Kier straightened from where he leaned against the wall. "Approached by who?"

Brock didn't answer right away. He met Harper's eyes across the room instead. "Remember Unit Twelve?" he asked quietly. "That Black Maw dead end?"

Her stomach twisted at the name. Vale had been there. Her voice came out rougher than she meant. "Yeah. The Iron Vulture guy who tried to kill you."

"Yeah," Brock said. "Him." He ran a hand down his jacket sleeve, as if the memory clung there. "Name's Gage."

That earned the room's full attention. Mason stopped midway through unpacking, eyes flicking between them. Onyx frowned. "He's still breathing?"

"Apparently." Knuckles rubbed at the back of his neck. "Came up on us while we were loading the car. Hands up. Alone. Said some of the Vultures were in the shadows the other night at Yard Forty-Three—saw us take out that Syndicate patrol."

Mason frowned. "And?"

"And," Brock said, setting a can down harder than necessary, "they put two and two together. Figured out we're not Syndicate anymore." He looked around the room. "They're offering an alliance."
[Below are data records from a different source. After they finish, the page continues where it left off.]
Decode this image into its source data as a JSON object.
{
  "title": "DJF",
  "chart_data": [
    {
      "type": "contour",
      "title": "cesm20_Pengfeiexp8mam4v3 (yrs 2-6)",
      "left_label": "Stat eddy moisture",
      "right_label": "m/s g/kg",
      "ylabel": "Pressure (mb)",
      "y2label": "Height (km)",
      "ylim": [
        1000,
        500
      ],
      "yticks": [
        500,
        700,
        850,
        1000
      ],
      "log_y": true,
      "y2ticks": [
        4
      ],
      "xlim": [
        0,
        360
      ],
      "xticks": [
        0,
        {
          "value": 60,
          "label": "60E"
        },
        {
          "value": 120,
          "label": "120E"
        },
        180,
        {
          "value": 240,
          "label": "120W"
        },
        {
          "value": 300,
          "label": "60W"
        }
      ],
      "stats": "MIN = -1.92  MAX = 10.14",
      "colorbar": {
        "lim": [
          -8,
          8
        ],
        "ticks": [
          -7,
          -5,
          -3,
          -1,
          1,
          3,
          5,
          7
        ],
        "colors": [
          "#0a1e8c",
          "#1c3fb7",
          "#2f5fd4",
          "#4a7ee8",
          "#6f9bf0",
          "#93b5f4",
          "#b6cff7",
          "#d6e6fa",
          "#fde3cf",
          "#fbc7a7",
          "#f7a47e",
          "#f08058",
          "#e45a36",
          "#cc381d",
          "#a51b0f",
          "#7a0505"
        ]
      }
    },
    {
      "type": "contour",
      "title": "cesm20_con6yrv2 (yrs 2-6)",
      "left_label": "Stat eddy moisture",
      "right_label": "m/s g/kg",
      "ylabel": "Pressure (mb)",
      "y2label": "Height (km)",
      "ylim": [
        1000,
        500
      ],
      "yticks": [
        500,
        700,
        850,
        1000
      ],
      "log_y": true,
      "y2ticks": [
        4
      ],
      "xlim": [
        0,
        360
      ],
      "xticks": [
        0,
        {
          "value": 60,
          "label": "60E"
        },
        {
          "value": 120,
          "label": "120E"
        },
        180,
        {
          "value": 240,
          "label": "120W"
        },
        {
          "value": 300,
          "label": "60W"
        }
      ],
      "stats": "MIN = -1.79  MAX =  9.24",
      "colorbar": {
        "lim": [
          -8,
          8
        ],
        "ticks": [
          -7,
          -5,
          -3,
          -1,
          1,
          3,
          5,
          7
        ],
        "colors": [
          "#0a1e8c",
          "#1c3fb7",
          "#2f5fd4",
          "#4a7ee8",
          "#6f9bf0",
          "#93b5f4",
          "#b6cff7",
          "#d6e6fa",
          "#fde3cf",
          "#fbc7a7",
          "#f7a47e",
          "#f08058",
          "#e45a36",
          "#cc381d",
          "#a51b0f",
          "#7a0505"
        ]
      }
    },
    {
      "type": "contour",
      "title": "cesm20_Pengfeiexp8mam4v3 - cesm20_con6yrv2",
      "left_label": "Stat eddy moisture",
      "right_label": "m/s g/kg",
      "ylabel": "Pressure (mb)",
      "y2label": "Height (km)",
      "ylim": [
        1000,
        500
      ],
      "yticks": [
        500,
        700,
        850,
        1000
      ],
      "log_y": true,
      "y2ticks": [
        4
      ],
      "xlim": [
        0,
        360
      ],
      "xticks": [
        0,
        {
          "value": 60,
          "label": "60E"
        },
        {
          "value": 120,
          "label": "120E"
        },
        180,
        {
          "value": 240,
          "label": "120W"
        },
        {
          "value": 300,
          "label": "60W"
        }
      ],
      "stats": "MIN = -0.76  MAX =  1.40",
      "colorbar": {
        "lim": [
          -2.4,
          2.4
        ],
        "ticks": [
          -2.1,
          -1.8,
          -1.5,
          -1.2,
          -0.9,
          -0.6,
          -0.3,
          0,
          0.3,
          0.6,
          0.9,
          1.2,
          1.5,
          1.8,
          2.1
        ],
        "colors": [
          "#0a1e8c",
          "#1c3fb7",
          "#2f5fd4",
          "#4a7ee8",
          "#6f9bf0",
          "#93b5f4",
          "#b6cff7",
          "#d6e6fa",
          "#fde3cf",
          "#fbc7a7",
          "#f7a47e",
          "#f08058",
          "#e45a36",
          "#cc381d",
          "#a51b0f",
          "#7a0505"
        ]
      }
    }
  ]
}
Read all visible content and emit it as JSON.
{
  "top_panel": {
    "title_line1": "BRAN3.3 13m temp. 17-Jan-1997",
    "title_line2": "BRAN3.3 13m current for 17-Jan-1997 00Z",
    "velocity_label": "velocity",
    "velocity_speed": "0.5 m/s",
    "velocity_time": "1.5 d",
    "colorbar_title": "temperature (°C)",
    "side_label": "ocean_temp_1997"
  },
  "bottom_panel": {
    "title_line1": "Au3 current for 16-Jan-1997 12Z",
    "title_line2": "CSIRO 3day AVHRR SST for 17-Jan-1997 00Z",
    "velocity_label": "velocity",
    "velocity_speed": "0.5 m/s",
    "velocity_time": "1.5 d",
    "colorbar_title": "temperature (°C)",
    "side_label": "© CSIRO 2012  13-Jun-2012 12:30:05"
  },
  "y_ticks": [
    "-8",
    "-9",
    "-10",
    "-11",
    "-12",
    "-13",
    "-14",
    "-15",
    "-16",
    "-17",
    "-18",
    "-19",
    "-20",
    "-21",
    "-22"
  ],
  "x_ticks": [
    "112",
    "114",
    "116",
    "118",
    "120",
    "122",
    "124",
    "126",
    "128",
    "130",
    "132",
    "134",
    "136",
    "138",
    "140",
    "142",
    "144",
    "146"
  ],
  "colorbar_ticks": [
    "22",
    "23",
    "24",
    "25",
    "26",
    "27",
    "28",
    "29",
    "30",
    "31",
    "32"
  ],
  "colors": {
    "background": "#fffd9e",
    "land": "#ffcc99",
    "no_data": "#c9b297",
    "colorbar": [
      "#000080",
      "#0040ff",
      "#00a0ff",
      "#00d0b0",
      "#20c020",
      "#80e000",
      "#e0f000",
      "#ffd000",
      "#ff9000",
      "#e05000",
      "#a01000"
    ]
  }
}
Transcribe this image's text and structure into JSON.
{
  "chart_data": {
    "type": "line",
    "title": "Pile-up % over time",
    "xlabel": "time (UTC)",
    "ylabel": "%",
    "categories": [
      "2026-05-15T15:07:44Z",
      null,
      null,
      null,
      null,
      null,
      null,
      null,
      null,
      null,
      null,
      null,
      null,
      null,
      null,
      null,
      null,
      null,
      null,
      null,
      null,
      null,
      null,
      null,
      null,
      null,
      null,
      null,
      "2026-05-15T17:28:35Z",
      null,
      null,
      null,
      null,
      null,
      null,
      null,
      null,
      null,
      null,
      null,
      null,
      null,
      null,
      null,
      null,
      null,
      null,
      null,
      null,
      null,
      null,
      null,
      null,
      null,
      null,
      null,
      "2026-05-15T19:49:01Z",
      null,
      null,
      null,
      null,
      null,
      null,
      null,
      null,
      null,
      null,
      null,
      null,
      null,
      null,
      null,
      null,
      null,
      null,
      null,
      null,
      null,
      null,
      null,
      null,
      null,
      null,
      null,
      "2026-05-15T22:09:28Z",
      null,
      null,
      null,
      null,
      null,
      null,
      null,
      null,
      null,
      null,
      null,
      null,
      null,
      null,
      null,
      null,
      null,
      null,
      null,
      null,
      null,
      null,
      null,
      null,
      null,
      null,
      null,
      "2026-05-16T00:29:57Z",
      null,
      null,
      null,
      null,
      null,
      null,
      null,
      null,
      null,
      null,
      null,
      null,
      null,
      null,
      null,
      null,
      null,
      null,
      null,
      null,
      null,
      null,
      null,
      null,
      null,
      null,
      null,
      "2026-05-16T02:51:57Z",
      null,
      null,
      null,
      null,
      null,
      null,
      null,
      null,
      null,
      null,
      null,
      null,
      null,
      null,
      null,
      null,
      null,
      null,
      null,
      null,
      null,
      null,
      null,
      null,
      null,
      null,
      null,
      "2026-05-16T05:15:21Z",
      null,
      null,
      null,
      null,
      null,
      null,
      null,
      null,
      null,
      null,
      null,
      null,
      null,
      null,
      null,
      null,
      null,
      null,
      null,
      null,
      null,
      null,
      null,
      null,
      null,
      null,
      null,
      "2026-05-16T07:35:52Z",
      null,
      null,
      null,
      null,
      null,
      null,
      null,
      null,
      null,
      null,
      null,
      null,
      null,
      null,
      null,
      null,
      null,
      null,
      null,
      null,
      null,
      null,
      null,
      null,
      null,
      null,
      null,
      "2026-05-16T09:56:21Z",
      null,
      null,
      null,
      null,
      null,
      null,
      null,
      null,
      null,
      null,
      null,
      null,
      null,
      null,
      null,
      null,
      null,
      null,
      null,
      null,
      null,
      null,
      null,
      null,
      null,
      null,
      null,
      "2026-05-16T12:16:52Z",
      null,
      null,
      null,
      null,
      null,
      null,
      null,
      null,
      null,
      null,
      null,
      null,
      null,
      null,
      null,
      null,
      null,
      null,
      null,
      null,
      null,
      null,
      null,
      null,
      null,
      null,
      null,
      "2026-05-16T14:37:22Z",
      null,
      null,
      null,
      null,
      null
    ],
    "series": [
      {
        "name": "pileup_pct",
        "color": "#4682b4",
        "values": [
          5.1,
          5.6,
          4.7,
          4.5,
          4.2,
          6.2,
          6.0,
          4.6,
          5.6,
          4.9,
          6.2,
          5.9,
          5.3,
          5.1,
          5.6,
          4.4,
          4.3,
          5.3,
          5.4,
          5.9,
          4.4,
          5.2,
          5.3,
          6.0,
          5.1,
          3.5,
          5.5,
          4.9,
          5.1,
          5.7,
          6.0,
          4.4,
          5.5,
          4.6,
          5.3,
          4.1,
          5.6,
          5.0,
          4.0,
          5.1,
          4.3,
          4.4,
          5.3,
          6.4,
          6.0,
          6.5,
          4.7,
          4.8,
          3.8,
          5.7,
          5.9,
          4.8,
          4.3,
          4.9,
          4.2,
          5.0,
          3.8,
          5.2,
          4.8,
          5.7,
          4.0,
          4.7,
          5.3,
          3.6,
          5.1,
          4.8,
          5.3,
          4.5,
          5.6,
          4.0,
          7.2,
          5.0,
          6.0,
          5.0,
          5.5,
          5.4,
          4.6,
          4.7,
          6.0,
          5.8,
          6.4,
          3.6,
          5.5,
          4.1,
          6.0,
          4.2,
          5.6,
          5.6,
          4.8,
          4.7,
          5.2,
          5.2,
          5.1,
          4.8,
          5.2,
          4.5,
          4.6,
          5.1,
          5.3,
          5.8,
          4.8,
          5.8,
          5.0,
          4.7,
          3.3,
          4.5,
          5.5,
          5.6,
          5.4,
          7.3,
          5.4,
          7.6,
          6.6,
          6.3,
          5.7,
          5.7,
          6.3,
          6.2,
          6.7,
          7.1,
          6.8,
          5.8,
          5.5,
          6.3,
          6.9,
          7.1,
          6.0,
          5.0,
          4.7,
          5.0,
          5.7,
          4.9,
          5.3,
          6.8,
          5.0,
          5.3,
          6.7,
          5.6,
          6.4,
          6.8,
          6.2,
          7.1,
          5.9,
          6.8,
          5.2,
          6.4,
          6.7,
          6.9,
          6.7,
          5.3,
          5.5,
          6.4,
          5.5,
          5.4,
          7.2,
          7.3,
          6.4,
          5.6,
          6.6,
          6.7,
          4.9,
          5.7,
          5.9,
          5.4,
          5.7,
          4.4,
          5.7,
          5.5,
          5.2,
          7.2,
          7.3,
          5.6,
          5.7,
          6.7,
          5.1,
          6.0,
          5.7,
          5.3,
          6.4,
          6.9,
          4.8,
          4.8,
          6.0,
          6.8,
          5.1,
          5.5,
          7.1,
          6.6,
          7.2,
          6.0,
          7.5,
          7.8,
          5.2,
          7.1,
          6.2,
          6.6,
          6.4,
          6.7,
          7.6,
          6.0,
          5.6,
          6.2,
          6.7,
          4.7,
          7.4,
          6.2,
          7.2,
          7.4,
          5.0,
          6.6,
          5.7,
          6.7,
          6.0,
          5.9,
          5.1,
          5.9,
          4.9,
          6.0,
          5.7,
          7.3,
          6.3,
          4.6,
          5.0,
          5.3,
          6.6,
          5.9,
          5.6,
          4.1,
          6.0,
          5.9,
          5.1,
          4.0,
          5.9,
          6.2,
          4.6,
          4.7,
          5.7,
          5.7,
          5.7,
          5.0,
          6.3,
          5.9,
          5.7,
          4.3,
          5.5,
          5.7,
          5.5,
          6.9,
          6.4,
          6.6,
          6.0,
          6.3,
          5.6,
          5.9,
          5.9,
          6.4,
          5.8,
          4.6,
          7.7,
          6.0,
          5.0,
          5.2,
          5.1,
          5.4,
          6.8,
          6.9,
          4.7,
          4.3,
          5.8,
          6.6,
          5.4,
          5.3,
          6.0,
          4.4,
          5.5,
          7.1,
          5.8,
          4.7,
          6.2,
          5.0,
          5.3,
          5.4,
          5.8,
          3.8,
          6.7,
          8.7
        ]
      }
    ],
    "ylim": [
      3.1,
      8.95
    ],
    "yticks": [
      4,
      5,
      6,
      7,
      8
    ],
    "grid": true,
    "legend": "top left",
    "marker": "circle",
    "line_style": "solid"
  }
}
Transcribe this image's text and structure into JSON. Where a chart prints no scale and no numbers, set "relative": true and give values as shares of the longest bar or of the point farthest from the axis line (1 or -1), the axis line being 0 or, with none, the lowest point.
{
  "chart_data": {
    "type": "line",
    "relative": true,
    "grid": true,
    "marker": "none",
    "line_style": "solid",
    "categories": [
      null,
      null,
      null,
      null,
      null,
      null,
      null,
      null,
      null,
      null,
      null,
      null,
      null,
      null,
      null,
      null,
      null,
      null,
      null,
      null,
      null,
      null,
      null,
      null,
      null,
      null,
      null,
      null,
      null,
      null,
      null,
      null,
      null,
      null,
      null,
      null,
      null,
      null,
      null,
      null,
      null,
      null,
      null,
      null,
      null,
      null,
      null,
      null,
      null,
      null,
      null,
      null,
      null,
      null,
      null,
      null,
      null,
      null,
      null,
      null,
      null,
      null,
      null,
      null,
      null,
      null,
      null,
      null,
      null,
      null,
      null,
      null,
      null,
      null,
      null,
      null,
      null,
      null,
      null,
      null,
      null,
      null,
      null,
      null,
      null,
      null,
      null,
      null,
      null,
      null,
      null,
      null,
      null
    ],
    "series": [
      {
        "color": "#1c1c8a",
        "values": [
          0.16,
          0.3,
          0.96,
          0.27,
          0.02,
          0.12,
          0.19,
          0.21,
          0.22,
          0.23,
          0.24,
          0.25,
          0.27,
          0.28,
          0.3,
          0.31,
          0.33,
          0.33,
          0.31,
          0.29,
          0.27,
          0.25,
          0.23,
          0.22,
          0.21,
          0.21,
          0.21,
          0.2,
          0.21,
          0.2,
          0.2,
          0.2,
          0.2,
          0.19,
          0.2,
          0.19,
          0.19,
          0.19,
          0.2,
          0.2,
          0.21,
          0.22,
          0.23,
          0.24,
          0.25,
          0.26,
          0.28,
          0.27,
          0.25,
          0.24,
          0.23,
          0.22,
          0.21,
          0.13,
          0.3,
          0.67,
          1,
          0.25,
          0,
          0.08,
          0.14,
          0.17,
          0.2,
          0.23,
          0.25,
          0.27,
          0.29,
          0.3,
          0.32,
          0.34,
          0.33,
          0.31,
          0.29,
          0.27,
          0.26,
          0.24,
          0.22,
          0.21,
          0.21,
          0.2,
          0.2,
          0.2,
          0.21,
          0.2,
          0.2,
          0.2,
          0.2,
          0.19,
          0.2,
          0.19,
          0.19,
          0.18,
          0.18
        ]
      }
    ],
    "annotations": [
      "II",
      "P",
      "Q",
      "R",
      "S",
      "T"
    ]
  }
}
Silence hung for a beat, broken only by the pop of the fire.

"An alliance?" Kier echoed, disbelief cutting through the word. "With the Iron Vultures?"

Knuckles held up a hand. "I'm not saying we braid friendship bracelets. I'm saying more eyes. More hands. More intel. We can't keep running blind."

"Yeah, but—" Mason started.

Knuckles cut him off. "Have any of us ever had problems with them? Ever?" His gaze flicked to Harper. "Except then?"

Harper started to speak, but Onyx beat her to it. "No," he admitted. "They always kept to themselves."

Brock nodded once. "Exactly. So we're not signing on for family dinners. Just a watchful neighbor situation. We sleep on it. Think it through."

"What's the catch?" Kier asked.

"Didn't sound like one." Brock leaned against the counter, arms crossed. "Gage said they've got a safe spot out near the quarry, west side of Halworth. He'll be there with a few of his crew, four o'clock, one week from today. If we want in, we show up."

"And if it's a trap?" Mason asked quietly.

Brock's jaw tightened. "Then we handle it."

The fire popped again, throwing a brief shadow across his face. "But they're not working with the Syndicate," he added, voice steady. "And they've got no reason to come after us. For once, someone's offering a hand instead of a knife."

No one spoke for a long moment. The snow ticked against the windowpanes.

Harper pulled the blanket tighter around her, eyes flicking between them. "So," she said finally, "we think about it."

"Yeah," Brock said, meeting her gaze. "We think about it."

The firelight caught in his eyes, and for just a second, she wasn't sure if what she saw there was hope — or the quiet, gnawing recognition that nothing good ever came free.